A zombie-pitch-perfect performance by Trine Dyrholm.
[Most] of the time, [Nico, 1988] sticks close to the desperate, scattered psychodrama of Nico’s last two years – the period captured, with frightening close-up voyeurism, in the 1995 documentary Nico Icon. In that movie, we seemed to be watching Nico destroy herself, but Nico, 1988 takes a more casual and, at times, even jaunty attitude toward its heroine’s proudly functional middle-aged depravity. Nico was born Christa Päffgen, and in the film just about everyone calls her Christa, making you realize that Nico is a character she’s still playing but no longer believes in. Nico, 1988 […] understands the mystique of her anti-mystique, and deserves to attract a small but fascinated audience on the specialty circuit.
Dyrholm’s performance is a powerhouse of authenticity.

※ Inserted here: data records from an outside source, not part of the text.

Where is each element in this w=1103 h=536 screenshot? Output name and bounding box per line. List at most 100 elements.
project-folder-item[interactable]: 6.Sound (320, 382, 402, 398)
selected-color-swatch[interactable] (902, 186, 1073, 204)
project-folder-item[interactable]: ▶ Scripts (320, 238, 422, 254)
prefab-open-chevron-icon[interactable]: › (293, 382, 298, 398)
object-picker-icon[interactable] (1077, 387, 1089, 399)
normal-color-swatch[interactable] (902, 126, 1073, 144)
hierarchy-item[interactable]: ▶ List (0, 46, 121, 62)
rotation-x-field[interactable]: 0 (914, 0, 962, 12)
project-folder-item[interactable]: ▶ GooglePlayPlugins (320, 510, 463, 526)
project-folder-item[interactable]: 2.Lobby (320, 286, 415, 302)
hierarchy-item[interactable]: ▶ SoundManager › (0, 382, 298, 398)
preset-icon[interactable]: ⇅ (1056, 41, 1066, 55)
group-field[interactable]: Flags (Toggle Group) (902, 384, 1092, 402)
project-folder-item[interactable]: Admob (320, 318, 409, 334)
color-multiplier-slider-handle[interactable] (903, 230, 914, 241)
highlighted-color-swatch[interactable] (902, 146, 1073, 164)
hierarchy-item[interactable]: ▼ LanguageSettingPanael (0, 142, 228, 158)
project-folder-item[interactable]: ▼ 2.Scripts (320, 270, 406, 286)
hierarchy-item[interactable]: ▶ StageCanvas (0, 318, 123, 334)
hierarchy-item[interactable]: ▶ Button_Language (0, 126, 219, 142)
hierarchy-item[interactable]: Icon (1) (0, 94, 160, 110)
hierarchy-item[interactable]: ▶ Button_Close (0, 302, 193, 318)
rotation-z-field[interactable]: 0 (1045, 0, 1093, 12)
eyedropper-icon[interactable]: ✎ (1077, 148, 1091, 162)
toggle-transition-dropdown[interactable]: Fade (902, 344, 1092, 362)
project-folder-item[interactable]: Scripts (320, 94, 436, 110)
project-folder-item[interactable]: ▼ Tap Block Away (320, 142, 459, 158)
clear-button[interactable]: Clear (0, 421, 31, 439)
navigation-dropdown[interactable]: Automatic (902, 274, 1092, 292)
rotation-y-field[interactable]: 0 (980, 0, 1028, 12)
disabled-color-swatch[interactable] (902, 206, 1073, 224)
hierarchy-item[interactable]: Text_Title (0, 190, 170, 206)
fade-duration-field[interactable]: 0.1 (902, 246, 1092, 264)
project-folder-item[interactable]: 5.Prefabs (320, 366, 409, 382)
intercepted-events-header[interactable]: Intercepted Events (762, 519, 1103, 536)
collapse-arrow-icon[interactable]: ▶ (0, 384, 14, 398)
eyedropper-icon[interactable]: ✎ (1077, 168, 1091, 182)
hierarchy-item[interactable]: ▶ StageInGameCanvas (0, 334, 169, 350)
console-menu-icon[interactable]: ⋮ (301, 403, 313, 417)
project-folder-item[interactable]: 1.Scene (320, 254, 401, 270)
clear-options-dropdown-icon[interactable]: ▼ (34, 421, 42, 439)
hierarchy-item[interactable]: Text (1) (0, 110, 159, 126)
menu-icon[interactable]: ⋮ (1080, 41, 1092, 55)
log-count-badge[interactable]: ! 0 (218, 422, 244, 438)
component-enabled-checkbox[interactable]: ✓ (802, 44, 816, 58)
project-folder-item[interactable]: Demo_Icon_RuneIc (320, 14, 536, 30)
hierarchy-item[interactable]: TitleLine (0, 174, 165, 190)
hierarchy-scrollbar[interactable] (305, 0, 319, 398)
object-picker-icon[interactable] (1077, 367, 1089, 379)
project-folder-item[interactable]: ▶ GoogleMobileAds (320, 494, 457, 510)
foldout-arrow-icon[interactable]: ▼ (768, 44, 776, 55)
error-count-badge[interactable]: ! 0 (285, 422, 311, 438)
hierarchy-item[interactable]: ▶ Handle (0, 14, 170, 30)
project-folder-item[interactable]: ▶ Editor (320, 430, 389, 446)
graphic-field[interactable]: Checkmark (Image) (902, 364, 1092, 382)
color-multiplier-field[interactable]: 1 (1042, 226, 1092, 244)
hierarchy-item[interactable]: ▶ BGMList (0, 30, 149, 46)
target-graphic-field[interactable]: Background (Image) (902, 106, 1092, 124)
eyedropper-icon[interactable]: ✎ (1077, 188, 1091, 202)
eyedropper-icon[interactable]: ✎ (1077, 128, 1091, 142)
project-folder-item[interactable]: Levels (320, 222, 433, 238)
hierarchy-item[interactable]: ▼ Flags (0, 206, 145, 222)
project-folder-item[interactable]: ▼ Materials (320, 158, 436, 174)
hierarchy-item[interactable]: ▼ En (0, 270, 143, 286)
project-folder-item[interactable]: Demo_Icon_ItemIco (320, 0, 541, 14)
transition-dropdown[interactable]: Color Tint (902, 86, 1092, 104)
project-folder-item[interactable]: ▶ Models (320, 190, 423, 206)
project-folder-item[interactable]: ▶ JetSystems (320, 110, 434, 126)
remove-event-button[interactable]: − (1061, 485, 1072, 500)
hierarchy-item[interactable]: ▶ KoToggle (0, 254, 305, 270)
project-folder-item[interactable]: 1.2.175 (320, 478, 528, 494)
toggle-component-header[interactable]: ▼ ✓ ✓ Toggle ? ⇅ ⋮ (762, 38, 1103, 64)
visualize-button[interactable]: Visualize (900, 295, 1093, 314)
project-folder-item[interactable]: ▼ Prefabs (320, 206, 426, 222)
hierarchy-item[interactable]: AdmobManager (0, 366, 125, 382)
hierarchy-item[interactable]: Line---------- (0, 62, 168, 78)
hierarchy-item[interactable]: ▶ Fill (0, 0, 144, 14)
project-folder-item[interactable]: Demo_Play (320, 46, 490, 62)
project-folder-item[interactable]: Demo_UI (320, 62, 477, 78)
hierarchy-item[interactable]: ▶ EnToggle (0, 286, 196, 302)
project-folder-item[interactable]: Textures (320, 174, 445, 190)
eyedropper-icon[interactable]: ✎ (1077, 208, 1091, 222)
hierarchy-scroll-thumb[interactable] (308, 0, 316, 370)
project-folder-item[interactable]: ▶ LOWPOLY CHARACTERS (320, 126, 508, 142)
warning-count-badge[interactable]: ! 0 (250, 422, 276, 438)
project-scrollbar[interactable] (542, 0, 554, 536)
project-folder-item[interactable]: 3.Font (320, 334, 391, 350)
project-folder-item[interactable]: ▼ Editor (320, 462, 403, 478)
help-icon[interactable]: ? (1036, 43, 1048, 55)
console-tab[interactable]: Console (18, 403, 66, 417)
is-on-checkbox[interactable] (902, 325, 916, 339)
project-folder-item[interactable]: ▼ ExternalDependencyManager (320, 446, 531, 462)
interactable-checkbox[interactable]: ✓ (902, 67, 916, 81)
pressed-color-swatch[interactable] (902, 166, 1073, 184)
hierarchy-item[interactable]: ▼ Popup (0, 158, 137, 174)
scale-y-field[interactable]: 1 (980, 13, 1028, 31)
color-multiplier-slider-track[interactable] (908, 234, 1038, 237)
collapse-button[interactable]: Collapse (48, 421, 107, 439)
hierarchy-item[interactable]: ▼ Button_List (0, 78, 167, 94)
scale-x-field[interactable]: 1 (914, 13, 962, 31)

Her moroseness is mesmerizing, but she also gives Nico a tense intelligence, and her singing is uncanny.
Owen Gleiberman, Variety
[…] [Nico is] also granted an inner life, a sense of who this woman was beneath the mask. She’s not reduced to a live-fast-die-fucked-up cliché, even when the story drops everything into a narrative of late-act sex, drugs and post-rock-and-roll avant-drone vamping. It’s a posthumous gift to Päffgen. Even her death, shown here as Nico leaving her house on a sunny Ibiza day, bike in hand and a colorful door closing behind here, is presented with a sense of grace. Nicchiarelli spares us nothing but still gives her dignity on the way out. As does Dyrholm, who pours herself into the role with a scary intensity and a lack of self-conscious, look-at-me theatricality.